DolphinDB Web Interface: Database and Table Creation Guide

Time-series data is increasingly common across many industries, driving demand for time series databases that achieve fast writes and reads using time-based indexing methods and compression algorithms. However, designing an effective database can be challenging. Common difficulties include:

Determining data requirements: While users with domain expertise understand the business requirements, they often lack experience in applying it to database planning, including determining data type, structure, relationship, granularity, and scope.
Selecting storage solutions and optimizing performance: It is often difficult for users without database expertise to select suitable tech stacks, indexing methods, and partition strategies, considering volumes, access patterns and performance.

To address these challenges, DolphinDB Web Interface provides Financial Scenario Guide and IoT Scenario Guide, allowing users to quickly create databases and tables based on basic information.

Note: These optional features are disabled by default. Click Feature Settings in the bottom left corner and click Enable to enable the features.

1. Financial Scenario Guide

Data analytics is critical to business success in financial sector. Accurate tracking of daily increments and the underlying assets is essential for effective database and table design. Daily increment helps forecast future storage demands, guide table schema design and indexing strategies, and optimize query performance. Each asset has distinct data characteristics, requiring tailored table schema. Therefore, the Financial Scenario Guide guides data planning based on these two factors.

In this scenario, users can choose to create tables under an existing database or create new databases and tables. The process includes the following three steps: Create Database, Create Table, and Generate Script.
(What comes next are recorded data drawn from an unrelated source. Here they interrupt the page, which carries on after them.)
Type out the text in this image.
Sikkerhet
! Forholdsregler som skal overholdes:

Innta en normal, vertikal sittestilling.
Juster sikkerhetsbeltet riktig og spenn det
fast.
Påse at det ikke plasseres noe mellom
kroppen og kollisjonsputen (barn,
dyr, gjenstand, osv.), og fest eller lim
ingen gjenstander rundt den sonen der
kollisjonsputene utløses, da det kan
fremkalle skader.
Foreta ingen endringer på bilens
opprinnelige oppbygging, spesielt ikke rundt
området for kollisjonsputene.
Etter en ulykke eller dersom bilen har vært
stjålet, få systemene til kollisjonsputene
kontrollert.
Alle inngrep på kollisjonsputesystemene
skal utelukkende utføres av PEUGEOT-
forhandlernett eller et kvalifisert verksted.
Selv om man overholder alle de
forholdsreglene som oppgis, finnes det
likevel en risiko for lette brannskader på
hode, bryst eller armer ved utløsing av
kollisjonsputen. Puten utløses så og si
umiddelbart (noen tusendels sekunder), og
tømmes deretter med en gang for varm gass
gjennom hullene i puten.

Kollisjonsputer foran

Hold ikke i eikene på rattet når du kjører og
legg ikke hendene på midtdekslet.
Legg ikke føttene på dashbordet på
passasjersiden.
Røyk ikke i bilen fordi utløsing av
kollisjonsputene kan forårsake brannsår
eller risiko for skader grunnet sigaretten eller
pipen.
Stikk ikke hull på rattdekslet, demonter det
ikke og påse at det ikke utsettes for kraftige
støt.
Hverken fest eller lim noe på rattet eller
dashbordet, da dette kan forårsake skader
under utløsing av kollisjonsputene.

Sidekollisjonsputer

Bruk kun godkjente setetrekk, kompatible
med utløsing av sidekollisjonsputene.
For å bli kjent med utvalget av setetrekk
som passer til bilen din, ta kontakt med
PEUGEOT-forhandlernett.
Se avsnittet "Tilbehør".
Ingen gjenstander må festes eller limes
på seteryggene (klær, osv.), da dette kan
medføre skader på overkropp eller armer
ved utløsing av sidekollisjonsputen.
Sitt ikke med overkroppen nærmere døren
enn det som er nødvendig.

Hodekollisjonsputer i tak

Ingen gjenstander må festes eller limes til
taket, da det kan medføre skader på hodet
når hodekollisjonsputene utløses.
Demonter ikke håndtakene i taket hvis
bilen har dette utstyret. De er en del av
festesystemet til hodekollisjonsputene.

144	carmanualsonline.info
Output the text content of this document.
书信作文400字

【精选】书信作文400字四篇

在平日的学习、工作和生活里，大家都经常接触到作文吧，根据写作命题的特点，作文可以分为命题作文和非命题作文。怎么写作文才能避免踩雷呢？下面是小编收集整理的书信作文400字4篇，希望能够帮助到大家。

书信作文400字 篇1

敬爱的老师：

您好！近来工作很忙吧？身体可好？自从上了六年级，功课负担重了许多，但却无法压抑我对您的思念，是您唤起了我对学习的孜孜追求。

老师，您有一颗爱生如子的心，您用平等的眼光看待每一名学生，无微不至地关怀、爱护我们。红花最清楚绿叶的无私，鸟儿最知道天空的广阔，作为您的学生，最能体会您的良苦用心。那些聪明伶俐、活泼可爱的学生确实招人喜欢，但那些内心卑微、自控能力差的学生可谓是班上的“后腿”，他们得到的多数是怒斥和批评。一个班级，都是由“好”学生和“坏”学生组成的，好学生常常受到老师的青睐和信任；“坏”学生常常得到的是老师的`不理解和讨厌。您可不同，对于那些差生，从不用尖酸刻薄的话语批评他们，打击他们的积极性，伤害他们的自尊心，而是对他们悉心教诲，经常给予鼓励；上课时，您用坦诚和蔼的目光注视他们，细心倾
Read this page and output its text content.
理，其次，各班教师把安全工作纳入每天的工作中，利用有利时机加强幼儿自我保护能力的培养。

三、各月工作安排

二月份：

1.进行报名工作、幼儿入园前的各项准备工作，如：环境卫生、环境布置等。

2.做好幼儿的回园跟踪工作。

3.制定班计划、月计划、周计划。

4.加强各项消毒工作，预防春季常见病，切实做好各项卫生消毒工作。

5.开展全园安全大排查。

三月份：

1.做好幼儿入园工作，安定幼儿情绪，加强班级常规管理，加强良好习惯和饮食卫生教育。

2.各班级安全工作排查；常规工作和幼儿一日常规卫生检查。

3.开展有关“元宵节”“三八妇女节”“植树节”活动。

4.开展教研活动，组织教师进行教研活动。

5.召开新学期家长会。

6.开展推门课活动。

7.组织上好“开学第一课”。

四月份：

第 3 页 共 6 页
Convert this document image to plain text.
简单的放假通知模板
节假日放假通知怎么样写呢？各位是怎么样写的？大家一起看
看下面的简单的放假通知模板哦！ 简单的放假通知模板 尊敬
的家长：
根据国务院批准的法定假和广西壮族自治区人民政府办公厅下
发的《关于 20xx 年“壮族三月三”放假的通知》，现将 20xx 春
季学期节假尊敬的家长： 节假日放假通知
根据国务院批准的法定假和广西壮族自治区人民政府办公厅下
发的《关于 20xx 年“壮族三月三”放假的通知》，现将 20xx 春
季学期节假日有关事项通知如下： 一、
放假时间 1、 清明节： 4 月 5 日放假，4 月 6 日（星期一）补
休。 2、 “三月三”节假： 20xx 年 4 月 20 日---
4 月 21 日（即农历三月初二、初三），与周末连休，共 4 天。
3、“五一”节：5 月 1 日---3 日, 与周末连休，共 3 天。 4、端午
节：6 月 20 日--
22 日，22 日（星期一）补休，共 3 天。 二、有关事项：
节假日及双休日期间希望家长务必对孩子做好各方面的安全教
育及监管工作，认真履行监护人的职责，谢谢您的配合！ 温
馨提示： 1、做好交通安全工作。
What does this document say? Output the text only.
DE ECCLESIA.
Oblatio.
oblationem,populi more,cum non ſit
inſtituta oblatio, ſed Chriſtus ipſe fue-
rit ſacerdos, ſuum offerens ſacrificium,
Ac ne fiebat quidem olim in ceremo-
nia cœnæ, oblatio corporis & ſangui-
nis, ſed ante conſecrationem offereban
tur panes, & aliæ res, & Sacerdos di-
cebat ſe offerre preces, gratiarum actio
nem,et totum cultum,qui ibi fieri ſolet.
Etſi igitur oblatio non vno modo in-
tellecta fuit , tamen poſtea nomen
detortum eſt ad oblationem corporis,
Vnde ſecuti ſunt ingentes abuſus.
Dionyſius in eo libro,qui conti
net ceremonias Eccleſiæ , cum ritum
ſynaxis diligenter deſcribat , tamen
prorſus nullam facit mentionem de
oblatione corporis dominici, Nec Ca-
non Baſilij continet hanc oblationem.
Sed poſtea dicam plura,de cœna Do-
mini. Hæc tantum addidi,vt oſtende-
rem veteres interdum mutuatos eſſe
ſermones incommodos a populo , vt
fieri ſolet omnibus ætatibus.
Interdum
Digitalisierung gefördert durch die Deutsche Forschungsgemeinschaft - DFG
Figure 1. Figure 1-1 Financial Scenario Steps

1.1 Create Database

Create tables under an existing database or add a new database to create tables. The steps are as follows:

Using Existing Database:
- Select the existing database.
Creating New Database:
- Enter the database name.
- Select the daily increment.
- Choose the storage engine.

1.2 Create Table

Enter a table name.
Configure columns.
The table must have a time column of temporal types, including DATE, DATETIME, TIMESTAMP, and NANOTIMESTAMP.
Methods to configure columns:
- Manually enter the information, including column names, data types and optional comments.
- Extract the columns and data types by importing local csv or txt files or by entering the absolute path of the file on a remote server.
Select a time column.
This option appears when creating a new database table and the total data volume exceeds 2 million rows. Users need to specify a partitioning column with time series data.
Select a symbol column.
This option appears when the total data volume exceeds 2 million rows or the daily increment exceeds 1 million rows when creating a new database and table. Specify a partitioning column with enumerated values of SYMBOL or STRING type, such as security ID or futures contract.
Select partitioning columns.
This option appears when creating a table under an existing databasewith partitions. Select the partitioning columns based on the current partitioning scheme.
Select filter columns.
Filter columns are frequently used as filtering conditions during queries. It is recommended to arrange these columns by query frequency, with the most commonly used one at the beginning of the list. The number of distinct values determines whether to apply dimensionality reduction. The filter columns must be no more than 2 columns and the data type must be enumerable, such as CHAR, STRING, SYMBOL, etc.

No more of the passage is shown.